Searching a subset of 900,000 spectra against the pan-microbial database, they found that at a 1 percent false discovery rate, ProteoStorm identified 13,550 peptides in 9.7 CPU hours. MS-GF+ identified 12,139 peptides in 22 CPU-weeks, the Comet search tool identified 9,341 peptides in 10.7 CPU-weeks, and MSFragger identified 11,530 peptides in 2.4 CPU-weeks.

The observed speed advantage of the ProteoStorm tool suggests it could allow for much broader metaproteomic searches than are currently practical, which, Lin noted, is potentially valuable given the undefined nature of many metaproteomic samples.

"It's important when you don't know what the taxonomic composition of your sample is," she said. "That was one of the major motivations for developing this tool."

Dennis Wolan, an associate professor of molecular medicine at the Scripps Research Institute whose work focuses on microbial environments and metaproteomics, questioned, however, why the UCSD team didn't compare ProteoStorm to existing software packages developed specifically for metaproteomics research.

He suggested that more apt comparisons would have been packages like the MetaProteomeAnalyzer (MPA) tool originally developed by researchers at the Max Planck Institute for Dynamics of Complex Technical Systems in 2015 or the ComPIL tool Wolan developed in collaboration with the lab of his Scripps colleague John Yates.

Wolan, who was not involved in the ProteoStorm work, said that based on the Cell Systems study, he believed the software might represent a small improvement over existing packages, but that he didn't think "it is a vast improvement over what is out there."

He added that "a lot of [metaproteomic software tools] are coming out, and it would be great if someone did a head-to-head comparison to see if there is anything that all the programs are missing that we could work on together."

Regarding a potential comparison to MetaProteomeAnalyzer (MPA), Bafna said that while that tool integrates the output of several existing mass spec search engines, it is not as focused as ProteoStorm on reducing the complexity of the initial search itself. He suggested that ProteoStorm might work well in combination with MPA, using the former to filter and simplify large sequence databases and the former to integrate the results.

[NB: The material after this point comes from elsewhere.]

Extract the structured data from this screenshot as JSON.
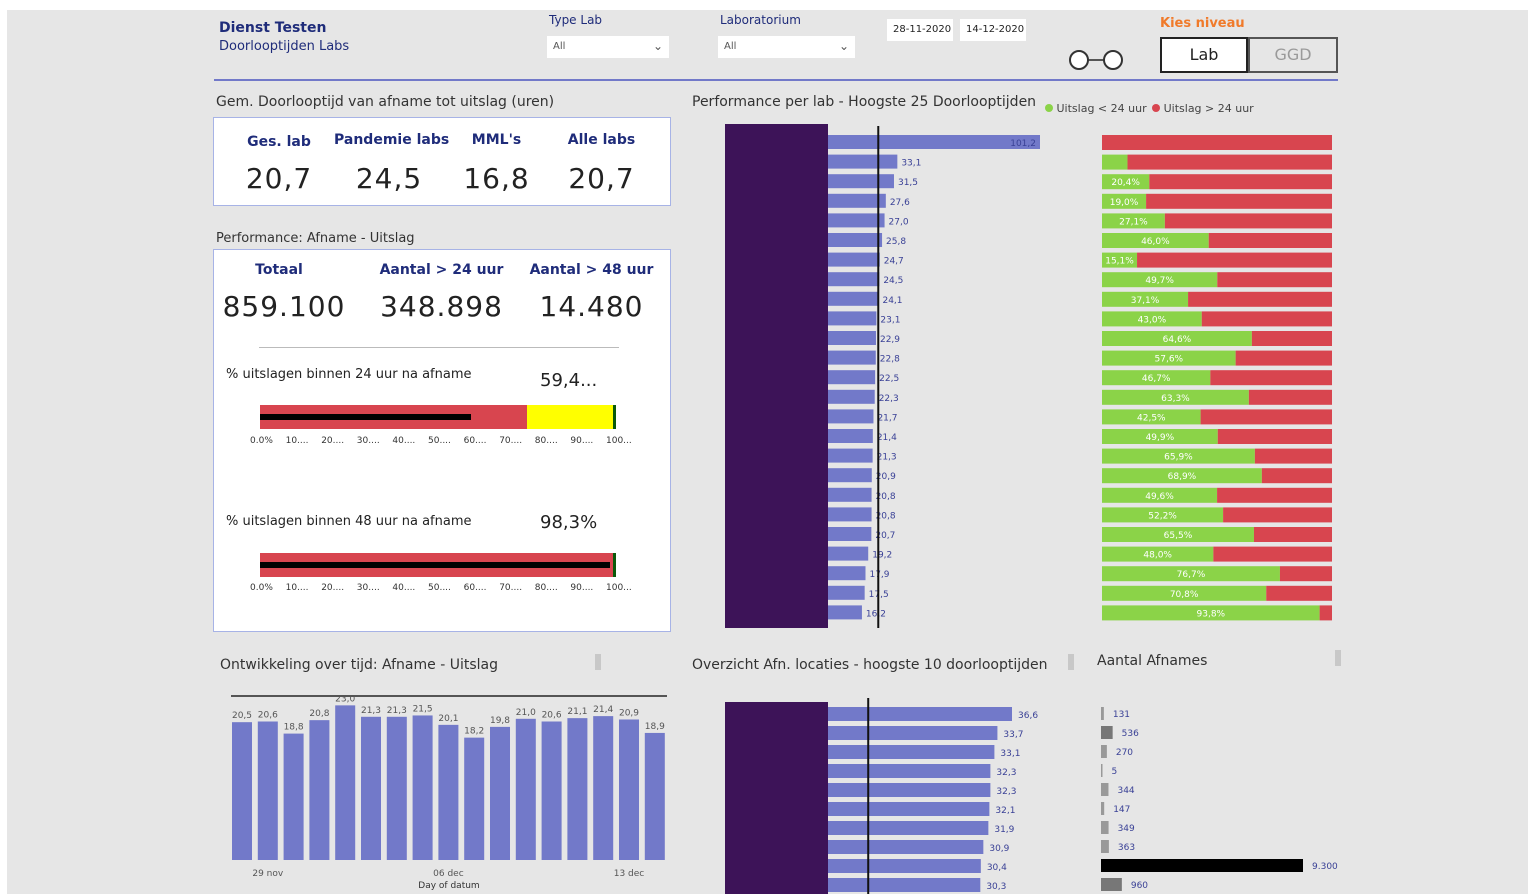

An analysis of UTI samples in the study demonstrates the potential value of broader search capabilities, Lin said. In an initial UTI study, researchers limited their search database to a list of 20 genera they considered the most likely to be present in infected individuals and identified organisms from 15 of these genera.

When the UCSD researchers used ProteoStorm to expand their search to a pan-microbial database containing organisms from 2,259 genera, they identified both organisms from the 15 genera detected in the original experiment as well as organisms from an additional 49 genera.

Bafna noted that while the tool is primarily research-focused, it could potentially inform the development of clinical microbiology testing by helping researchers identify pathogenic organisms that should be included in clinical databases.

He said that he and his colleagues are now working on a proposal to use the software for metaproteomic analyses of breast milk.

"It all comes back to the same idea," Bafna said. "If you don't know what you are looking for, you want a tool that is unbiased."